Growing up, I played softball, my brother played baseball, we went to Braves baseball games at Atlanta Fulton Statdium (back when tumbleweed blew through the stands and well before the Braves won the World Series).  And, there is a CLEAR baseball rule.  Whenever the batter hits a ball into the stands, over the netting...the fans get to catch the ball or run for it and keep it!  It's the rules of baseball.  So, my dad took me and my brother to our first golf classic.  I cannot remember the exact hole.  I cannot remember the golf pro, although my family think it's Davis Love III.  But, my brother and I were sitting around whatever hole this was, and the two golf Pros were hitting when one ball came flying right over the boundaries.  It was like in sudden slow motion, I saw that glorious ball coming almost right at me. Surveying the situation, I got so excited, would I be the fastest one to get the out of bounds ball? I ran towards the ball and picked it up proudly showing my bounty to my brother and to the onlookers!  Suddenly, everyone and I do mean everyone yelled, "DROP THE BALL!"

It was terrifying!  Why was everyone yelling at me for claiming my rightful "foul ball??!"  And, so out of mass confusion, I threw that ball and it bounced down the grassy knoll, also in slow motion, and rolled onto the green and so very close to the putting hole.  And, the rules official didn't call my snafu a stroke.  So sure the other player was super pissed.  So, my golden classic golf tournee ignorance actually helped the Pro.  I was never slipped any money or not even a wink and "thanks kid!"  But, the next day, the paper mentioned the "overzealous fan" at the FedEx St. Jude Classic. (I'm thinking my dad made this part of the story up)  But, to this day, I've not ever lived this one down.  I guess looking back, though, I was a hero that day.  Whatever you gotta tell yourself, right?  Re-write the script?  

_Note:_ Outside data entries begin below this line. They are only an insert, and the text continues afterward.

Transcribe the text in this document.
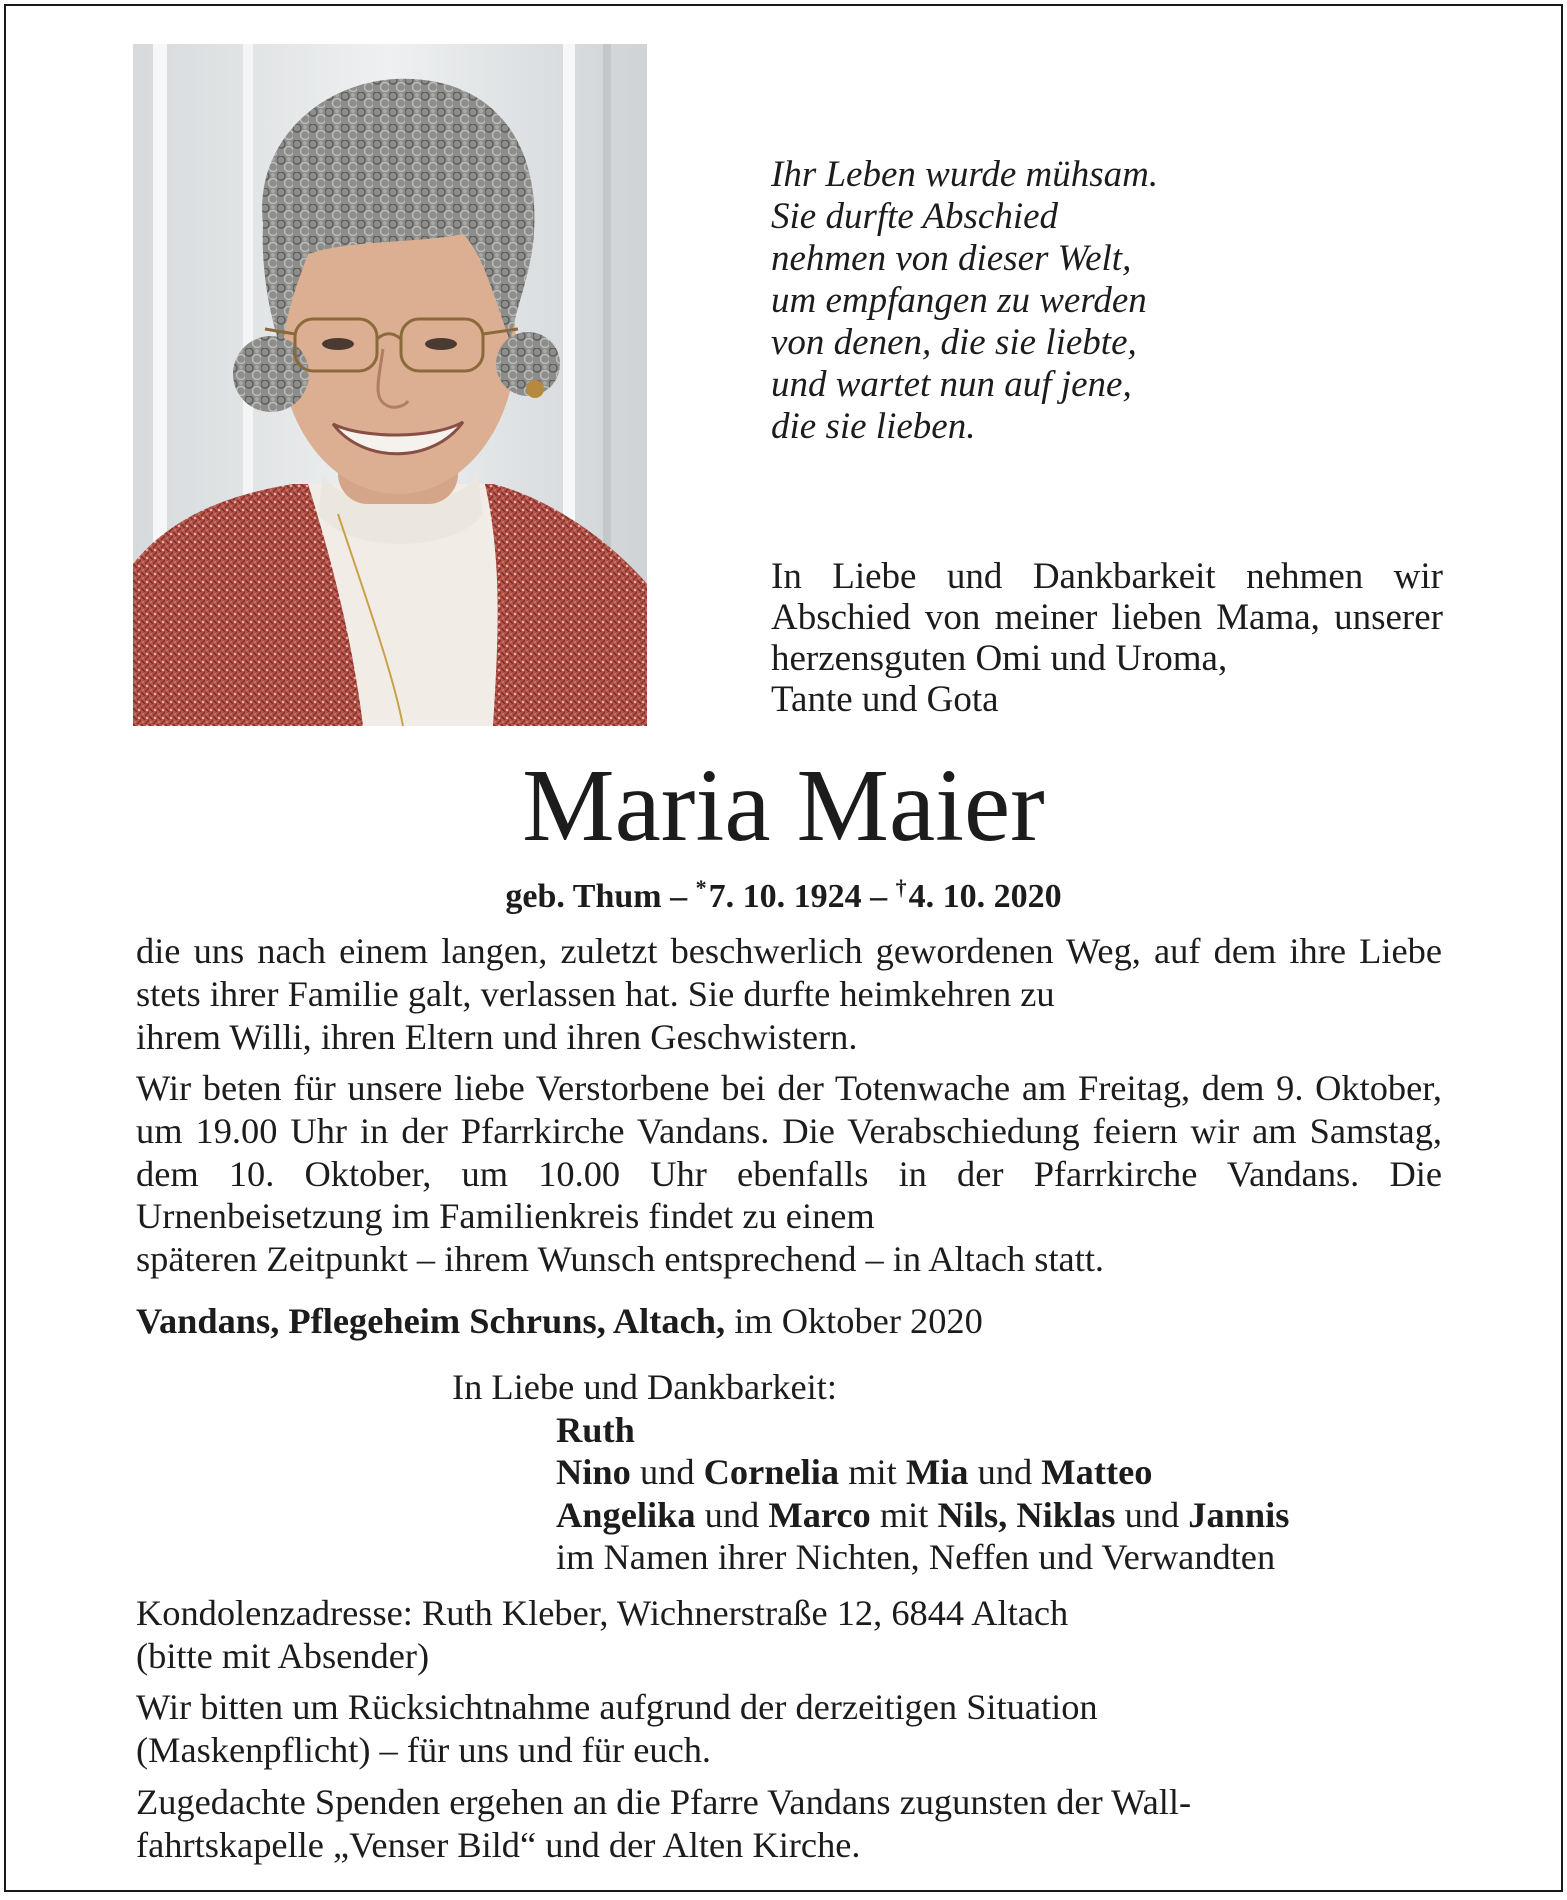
Ihr Leben wurde mühsam.
Sie durfte Abschied
nehmen von dieser Welt,
um empfangen zu werden
von denen, die sie liebte,
und wartet nun auf jene,
die sie lieben.

In Liebe und Dankbarkeit nehmen wir Abschied von meiner lieben Mama, unserer herzensguten Omi und Uroma,
Tante und Gota

Maria Maier

geb. Thum – *7. 10. 1924 – †4. 10. 2020

die uns nach einem langen, zuletzt beschwerlich gewordenen Weg, auf dem ihre Liebe stets ihrer Familie galt, verlassen hat. Sie durfte heimkehren zu
ihrem Willi, ihren Eltern und ihren Geschwistern.

Wir beten für unsere liebe Verstorbene bei der Totenwache am Freitag, dem 9. Oktober, um 19.00 Uhr in der Pfarrkirche Vandans. Die Verabschiedung feiern wir am Samstag, dem 10. Oktober, um 10.00 Uhr ebenfalls in der Pfarrkirche Vandans. Die Urnenbeisetzung im Familienkreis findet zu einem
späteren Zeitpunkt – ihrem Wunsch entsprechend – in Altach statt.

Vandans, Pflegeheim Schruns, Altach, im Oktober 2020

In Liebe und Dankbarkeit:
Ruth
Nino und Cornelia mit Mia und Matteo
Angelika und Marco mit Nils, Niklas und Jannis
im Namen ihrer Nichten, Neffen und Verwandten

Kondolenzadresse: Ruth Kleber, Wichnerstraße 12, 6844 Altach
(bitte mit Absender)

Wir bitten um Rücksichtnahme aufgrund der derzeitigen Situation
(Maskenpflicht) – für uns und für euch.

Zugedachte Spenden ergehen an die Pfarre Vandans zugunsten der Wall-
fahrtskapelle „Venser Bild“ und der Alten Kirche.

So, one last thing I want to say about the years I revisited this golf classic.  It was always held in the hottest summer months.  Everyone usually walked the golf course with Level HIGH of swamp ass.  The corn dogs were off the chain delicious...Pronto Pups.  The trick was copious amounts of mustard painted all over the dog.  I remember one year, I got so overheated, (and the trick is getting those tent passes to those white tents that had all the beer and cold beverages), I sought out a tent with all these turbo fans blowing everywhere.  It was a cigar tent.  And, it was there I tried my first cigar ever is stifling Memphis heat.  And, it was there I blew chunks everywhere, because while you're heat stroking, you probably shouldn't puff puff pass a Cuban.

Anyways, that concludes blogging about an embarrassing childhood memory.  Not quite as juicy as my brother's Mid South Fair Tilt-a-World story, but a good one nonetheless.  What is your most embarrassing childhood event?